Q: Across your work in telematics platforms, embedded vehicle systems, and driver readiness technologies, what innovations do you believe have had the greatest impact on improving commercial fleet safety?

A: Video-based safety systems have had the broadest impact in terms of scale. The combination of inward- and outward-facing cameras with event detection dramatically changed how fleets manage driver behavior and how incidents get investigated. Video evidence resolved disputes quickly and, more importantly, the coaching programs built on top of the data measurably reduced risky driving behaviors over time. That played out across hundreds of thousands of vehicles.

From a technical standpoint, I think the shift to edge-based computer vision systems has significantly improved the signal-to-noise ratio for driver alerts and real-time coaching. It’s the foundation that everything else — ADAS, readiness monitoring, predictive analytics — is built on.

Q: Driver-assistance systems, real-time telemetry, and automation capabilities are advancing rapidly in commercial vehicles. How do you see embedded intelligence shaping the next generation of fleet safety systems?

A: The next generation will be able to model risk continuously and intervene earlier by adjusting vehicle behavior, routing decisions, or driver assignments before a situation becomes dangerous. There has been an explosion in the amount of data available to train better models, which will lead to tighter integration between the safety system and the vehicle’s control systems. There has also been a push for V2X (Vehicle-to-Everything) infrastructure, enabling vehicles to preemptively detect and avoid dangerous situations.

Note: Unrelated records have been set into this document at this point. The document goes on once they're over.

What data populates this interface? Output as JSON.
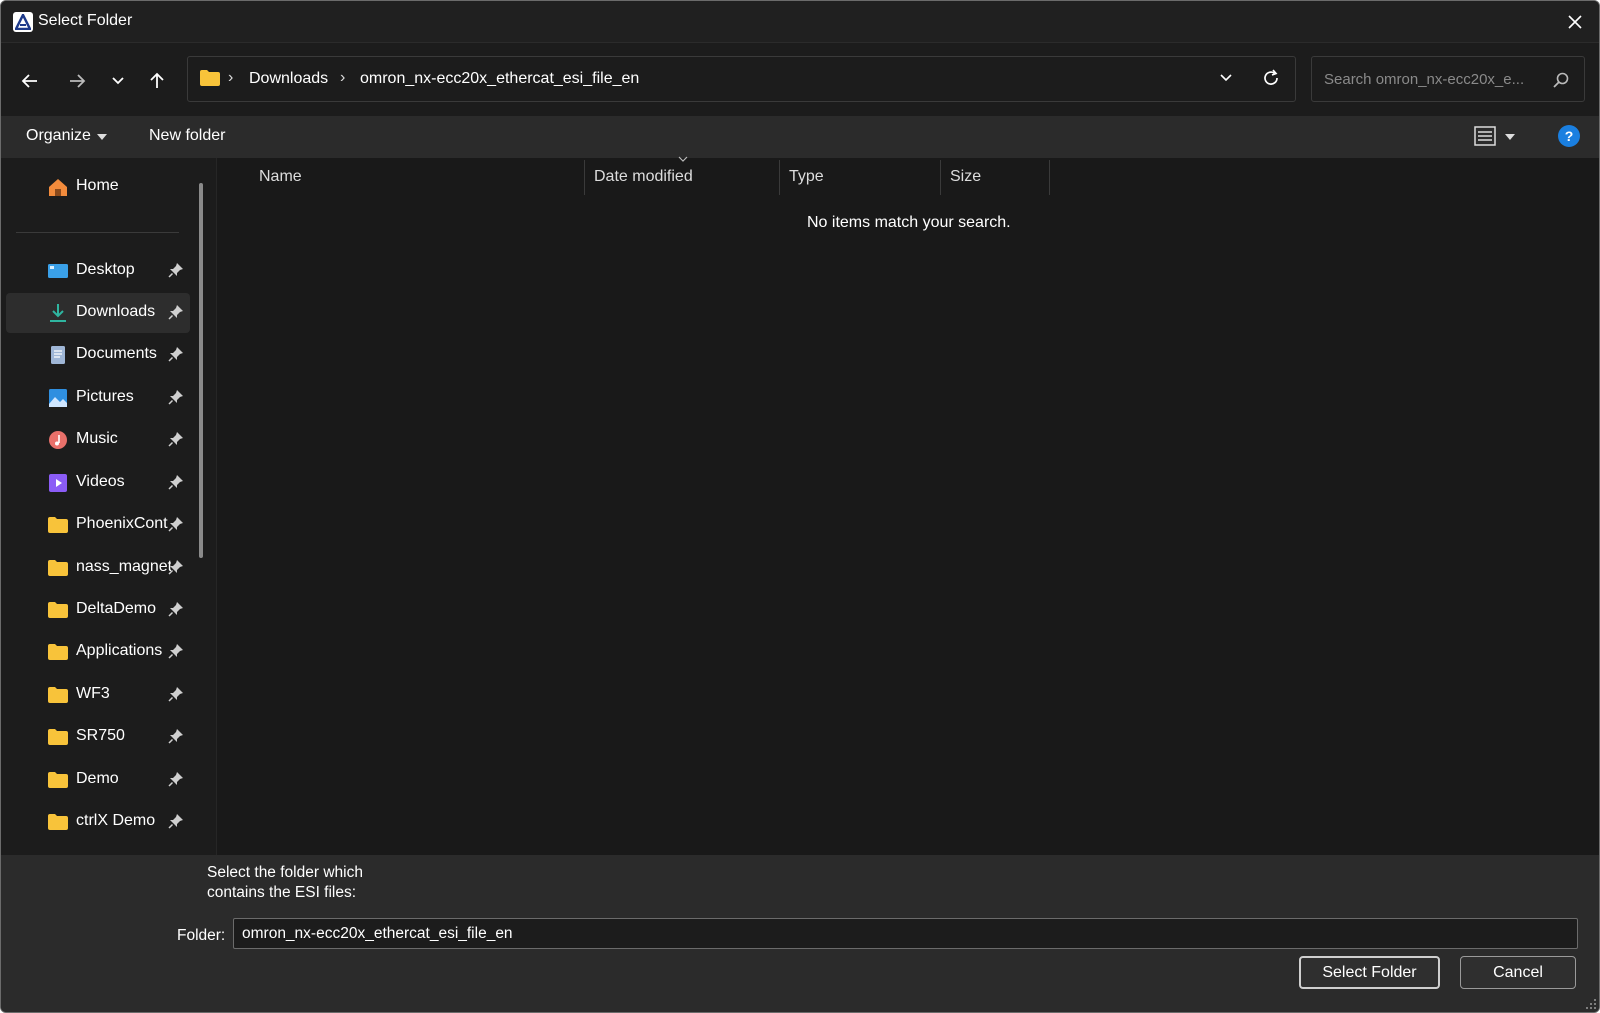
{
  "window": {
    "title": "Select Folder"
  },
  "navigation": {
    "breadcrumb": [
      "Downloads",
      "omron_nx-ecc20x_ethercat_esi_file_en"
    ],
    "search_placeholder": "Search omron_nx-ecc20x_e..."
  },
  "toolbar": {
    "organize_label": "Organize",
    "new_folder_label": "New folder"
  },
  "sidebar": {
    "home_label": "Home",
    "items": [
      {
        "label": "Desktop",
        "icon": "desktop-icon"
      },
      {
        "label": "Downloads",
        "icon": "download-icon",
        "active": true
      },
      {
        "label": "Documents",
        "icon": "documents-icon"
      },
      {
        "label": "Pictures",
        "icon": "pictures-icon"
      },
      {
        "label": "Music",
        "icon": "music-icon"
      },
      {
        "label": "Videos",
        "icon": "videos-icon"
      },
      {
        "label": "PhoenixCont",
        "icon": "folder-icon"
      },
      {
        "label": "nass_magnet",
        "icon": "folder-icon"
      },
      {
        "label": "DeltaDemo",
        "icon": "folder-icon"
      },
      {
        "label": "Applications",
        "icon": "folder-icon"
      },
      {
        "label": "WF3",
        "icon": "folder-icon"
      },
      {
        "label": "SR750",
        "icon": "folder-icon"
      },
      {
        "label": "Demo",
        "icon": "folder-icon"
      },
      {
        "label": "ctrlX Demo",
        "icon": "folder-icon"
      }
    ]
  },
  "file_list": {
    "columns": [
      "Name",
      "Date modified",
      "Type",
      "Size"
    ],
    "empty_message": "No items match your search."
  },
  "footer": {
    "hint_line1": "Select the folder which",
    "hint_line2": "contains the ESI files:",
    "folder_label": "Folder:",
    "folder_value": "omron_nx-ecc20x_ethercat_esi_file_en",
    "select_button": "Select Folder",
    "cancel_button": "Cancel"
  },
  "colors": {
    "background": "#1c1c1c",
    "panel": "#2b2b2b",
    "folder_yellow": "#f8c33a",
    "accent_blue": "#1a7fe0",
    "download_teal": "#2fb5a0"
  }
}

The mixed-autonomy environment is going to create new requirements. When trucks on public roads are operating with varying levels of automation, you need the safety system to understand which mode the vehicle is in and what the human’s role is at any given moment. The readiness-monitoring work I was involved in was partly motivated by that problem — in a mixed-autonomy handoff scenario, knowing the driver’s state isn’t optional. The embedded systems that handle that kind of context-aware safety management are going to be more sophisticated than anything deployed at scale today, and getting them right is genuinely hard engineering work.